Cloud Computing and Datacenters
On 02.23.10, In Data Centers, IT Asset Management, By Ido Sarig
Enterprise datacenters are not any longer the one place to go for computing assets; they are the pivot of a choice of on-demand internal and external clouds or collocation facilities that an enterprise taps. If this seems too complicated, virtualization makes it simple by providing a single view of the physical resources on a screen. With drag and drop commands, the enterprise can call in on-demand computing resources when surges in traffic overwhelm the datacenter. All this sounds cool till you find out that the data on the physical assets in the virtualized environment is often incomplete or not descriptive enough of the business ownership, the life of the asset, etc. You rummage through several spreadsheets and databases to painstakingly find the data you need. This one chink could well defeat the goal of quickly finding the resources you need when you need them. A virtual IT asset management solution automates the collation of data on the hardware and the software available in the virtualized environment.
In a perfect world, enterprises would rather wash their hands off the messy business of managing datacenters. The reality is that the treasure trove of consumer and financial information or intellectual property is something enterprises want to zealously guard within their own datacenter. They need to redirect non-critical data to the cloud when they experience traffic spikes. There are also instances when companies want services but don’t want to invest capital resources to get them. As their assets are spread out over several locations and cloud vendors, it is harder to know what is available where and in what form.
Traffic can shoot up during a market promotion, consumer buying during holiday seasons or something quirky like a victory of a sports team. Sony Entertainment was caught off-guard when demand surged for Michael Jackson’s music following his unexpected death. The surge in traffic could have been managed by letting customers browse the catalogue on a cloud service while reserving the enterprise datacenter for the purchases.
Fear of losing control of critical data like customer information to cloud service providers is well founded in facts of recent history.
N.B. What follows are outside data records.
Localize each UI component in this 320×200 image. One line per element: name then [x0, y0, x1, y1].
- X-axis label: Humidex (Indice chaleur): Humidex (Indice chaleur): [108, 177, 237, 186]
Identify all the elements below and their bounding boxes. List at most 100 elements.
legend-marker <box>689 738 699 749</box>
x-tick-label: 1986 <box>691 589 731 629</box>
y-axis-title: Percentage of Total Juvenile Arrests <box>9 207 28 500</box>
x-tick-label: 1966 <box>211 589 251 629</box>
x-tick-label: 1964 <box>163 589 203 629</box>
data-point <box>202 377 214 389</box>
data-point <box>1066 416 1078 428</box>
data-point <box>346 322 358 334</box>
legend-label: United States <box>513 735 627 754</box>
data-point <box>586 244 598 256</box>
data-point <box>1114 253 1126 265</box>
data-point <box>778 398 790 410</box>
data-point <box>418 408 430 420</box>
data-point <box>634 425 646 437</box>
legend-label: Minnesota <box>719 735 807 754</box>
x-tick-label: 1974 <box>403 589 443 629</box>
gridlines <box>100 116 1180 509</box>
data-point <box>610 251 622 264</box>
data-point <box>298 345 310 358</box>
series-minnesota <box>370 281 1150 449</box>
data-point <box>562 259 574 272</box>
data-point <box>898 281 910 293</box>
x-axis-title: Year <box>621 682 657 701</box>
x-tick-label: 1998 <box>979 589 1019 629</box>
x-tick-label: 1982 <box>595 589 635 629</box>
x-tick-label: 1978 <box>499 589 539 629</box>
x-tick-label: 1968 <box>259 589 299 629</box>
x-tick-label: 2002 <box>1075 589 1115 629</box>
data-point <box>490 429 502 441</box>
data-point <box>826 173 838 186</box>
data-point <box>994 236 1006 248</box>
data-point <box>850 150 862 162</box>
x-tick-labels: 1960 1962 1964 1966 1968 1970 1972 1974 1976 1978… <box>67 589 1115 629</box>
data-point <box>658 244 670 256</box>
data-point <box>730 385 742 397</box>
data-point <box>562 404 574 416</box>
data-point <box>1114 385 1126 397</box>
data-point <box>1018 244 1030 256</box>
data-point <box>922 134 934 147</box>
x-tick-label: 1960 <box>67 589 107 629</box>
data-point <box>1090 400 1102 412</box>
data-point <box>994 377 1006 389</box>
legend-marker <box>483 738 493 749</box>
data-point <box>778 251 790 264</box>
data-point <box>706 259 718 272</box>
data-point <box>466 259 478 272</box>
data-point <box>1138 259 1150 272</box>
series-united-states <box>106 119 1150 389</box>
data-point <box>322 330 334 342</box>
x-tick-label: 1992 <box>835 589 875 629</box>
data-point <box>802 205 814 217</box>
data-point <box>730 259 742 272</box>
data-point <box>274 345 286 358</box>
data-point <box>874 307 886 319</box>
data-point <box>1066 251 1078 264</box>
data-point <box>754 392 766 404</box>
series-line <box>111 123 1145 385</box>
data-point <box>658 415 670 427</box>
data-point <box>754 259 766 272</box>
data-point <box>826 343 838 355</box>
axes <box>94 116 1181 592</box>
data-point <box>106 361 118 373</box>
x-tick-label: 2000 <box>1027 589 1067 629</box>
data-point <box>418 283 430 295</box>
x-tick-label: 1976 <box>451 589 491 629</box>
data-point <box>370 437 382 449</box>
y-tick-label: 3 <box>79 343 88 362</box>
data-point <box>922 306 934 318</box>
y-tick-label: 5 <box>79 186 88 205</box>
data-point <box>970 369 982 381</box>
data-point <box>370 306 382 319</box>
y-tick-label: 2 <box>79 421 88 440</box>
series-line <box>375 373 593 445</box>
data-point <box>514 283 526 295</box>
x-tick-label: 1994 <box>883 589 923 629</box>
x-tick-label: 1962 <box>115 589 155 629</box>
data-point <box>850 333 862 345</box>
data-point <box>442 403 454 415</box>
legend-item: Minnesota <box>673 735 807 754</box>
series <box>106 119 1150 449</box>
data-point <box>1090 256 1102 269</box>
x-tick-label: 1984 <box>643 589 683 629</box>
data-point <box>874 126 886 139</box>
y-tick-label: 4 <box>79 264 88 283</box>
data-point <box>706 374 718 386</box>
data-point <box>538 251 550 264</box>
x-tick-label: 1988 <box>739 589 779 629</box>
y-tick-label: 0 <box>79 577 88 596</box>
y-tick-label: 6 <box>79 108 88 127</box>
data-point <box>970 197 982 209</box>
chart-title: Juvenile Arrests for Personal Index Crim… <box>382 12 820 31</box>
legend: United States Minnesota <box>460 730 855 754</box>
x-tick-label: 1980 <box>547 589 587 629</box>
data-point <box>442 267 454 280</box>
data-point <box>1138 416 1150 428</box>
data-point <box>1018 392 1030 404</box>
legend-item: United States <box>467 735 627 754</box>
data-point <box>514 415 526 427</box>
The Linkup, an online storage services provider, closed down after it lost access to 45% of its customer information that was stored with Nirvanix, an online storage service company which shut down.
Virtualization of data centers or the emergence of internal clouds is the foundation for their synchronization with external clouds. An effective inventory of Assets with appropriate offline market data associated with each piece of hardware and software inventory is a precondition for effectively leveraging the resources available in a virtualized network.